1370. Guillaume II de Vergy contracta mariage avec Agnès de Jonvelle, fille de Philippe, seigneur de Jonvelle, et de Guillemette de Charny. Il mourut vers 1374, laissant pour enfants Jean, Marguerite et Jeanne. Les deux premiers moururent adolescents. Pierre de Bard, seigneur de Pierrefort, tuteur de Jean, fit hommage au roi Charles V, au nom de son pupille, pour les châteaux de Coiffy et de Bourbonne (1376). Deux ans auparavant, la veuve de Vergy avait repris sa dot, qui comprenait les forteresses de Bourbonne, de Soilley et d’Epernoux, avec toutes leurs dépendances ; mais Philibert de Bauffremont, son second mari, vendit ces propriétés pour trois cents francs d’or, à Jean de Vergy, seigneur de Fouvent.

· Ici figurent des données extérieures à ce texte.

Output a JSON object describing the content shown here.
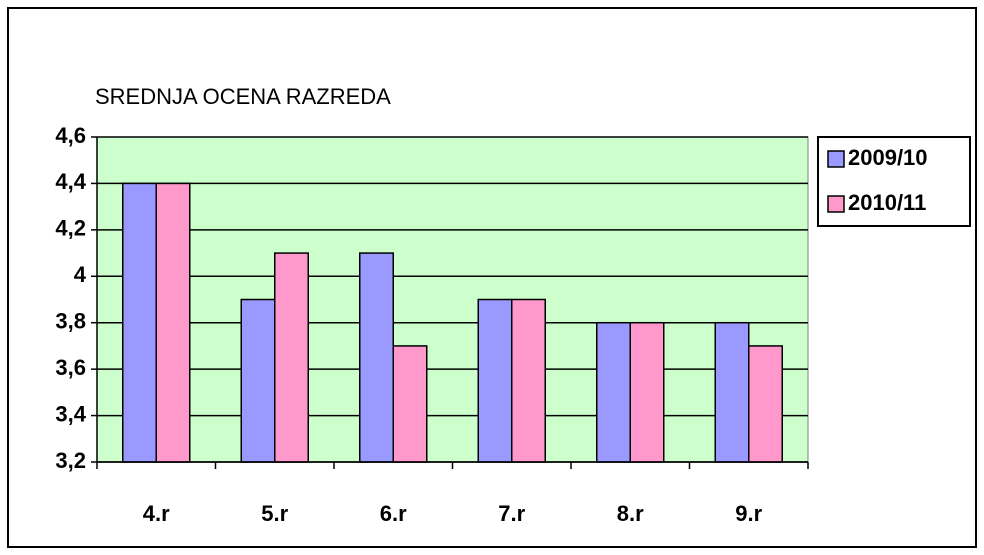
{
  "chart_data": {
    "type": "bar",
    "title": "SREDNJA OCENA RAZREDA",
    "categories": [
      "4.r",
      "5.r",
      "6.r",
      "7.r",
      "8.r",
      "9.r"
    ],
    "series": [
      {
        "name": "2009/10",
        "color": "#9999ff",
        "values": [
          4.4,
          3.9,
          4.1,
          3.9,
          3.8,
          3.8
        ]
      },
      {
        "name": "2010/11",
        "color": "#ff99cc",
        "values": [
          4.4,
          4.1,
          3.7,
          3.9,
          3.8,
          3.7
        ]
      }
    ],
    "ylim": [
      3.2,
      4.6
    ],
    "yticks": [
      {
        "value": 3.2,
        "label": "3,2"
      },
      {
        "value": 3.4,
        "label": "3,4"
      },
      {
        "value": 3.6,
        "label": "3,6"
      },
      {
        "value": 3.8,
        "label": "3,8"
      },
      4,
      {
        "value": 4.2,
        "label": "4,2"
      },
      {
        "value": 4.4,
        "label": "4,4"
      },
      {
        "value": 4.6,
        "label": "4,6"
      }
    ],
    "grid": true,
    "plot_background": "#ccffcc",
    "legend": "right"
  }
}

1389. Jeanne de Vergy, fille de Guillaume II de Vergy et d’Agnès de Jonvelle, épousa Henri de Bauffremont, baron de Scey-sur-Saône, conseiller et chambellan du duc de Bourgogne, et fit ainsi passer la seigneurie de Bourbonne à la maison de Bauffremont[6]. Héritière de Jean, son frère, elle reçut encore d’Agnès de Jonvelle, sa mère, la seigneurie de Charny. Elle eut six enfants, entre autres Jean qui va suivre, et Pierre, seigneur de Charny, conseiller et chambellan de Philippe le Bon. Pierre de Bauffremont portait de Bauffremont écartelé de Vergy, sur le tout de Charny. C’est de lui que sont descendus les comtes de Charny, les marquis de Mirebeau et d’autres gentilshommes illustres, dont les noms sont rapportés dans l’histoire de la maison de France. Lieutenant général de Charles le Téméraire, il osa, aidé de son frère, lutter de front, dans l’assemblée des états, contre les entraînements du prince, et lui faire entendre avec énergie la voix du pays. Pierre de Saint-Julien le désigne en ces termes : « le sieur de Jonvelle, qui aussi estoit sieur de Charny. » Les Bauffremont-Charny continuaient à se qualifier de Jonvelle, quoique dépouillés de ce fief[7].

Jean de Bauffremont, frère aîné du précédent, seigneur de Bourbonne, Mirebeau, etc., et marié à Marguerite de Chalon, fut commis par la noblesse à la rédaction des coutumes de Bourgogne (1459).

Anne de Bauffremont, son unique héritière, donna sa fortune et sa main à Pierre de Bauffremont-Senecey, son cousin, sire de Vauvillers, etc. Ils eurent quatre filles, dont l’aînée, Françoise, épousa Bertrand de Livron (1477).

Bertrand de Livron, seigneur de la Rivière, de Wart en Limousin et de Bourbonne par son mariage, grand écuyer du roi et capitaine du château de Coiffy, mourut vers l’année 1505. François Ier de Livron, son fils, eut pour femme Clauda de Roy. François II, son petit-fils, seigneur de Bourbonne, Courtenay, Longepierre, etc., épousa Bonne du Châtelet, fille de Nicole de Lénoncourt et d’Erard du Châtelet, seigneur de Vauvillers, Montureux-sur-Saône, Demangevelle, etc. ; il mourut en 1563.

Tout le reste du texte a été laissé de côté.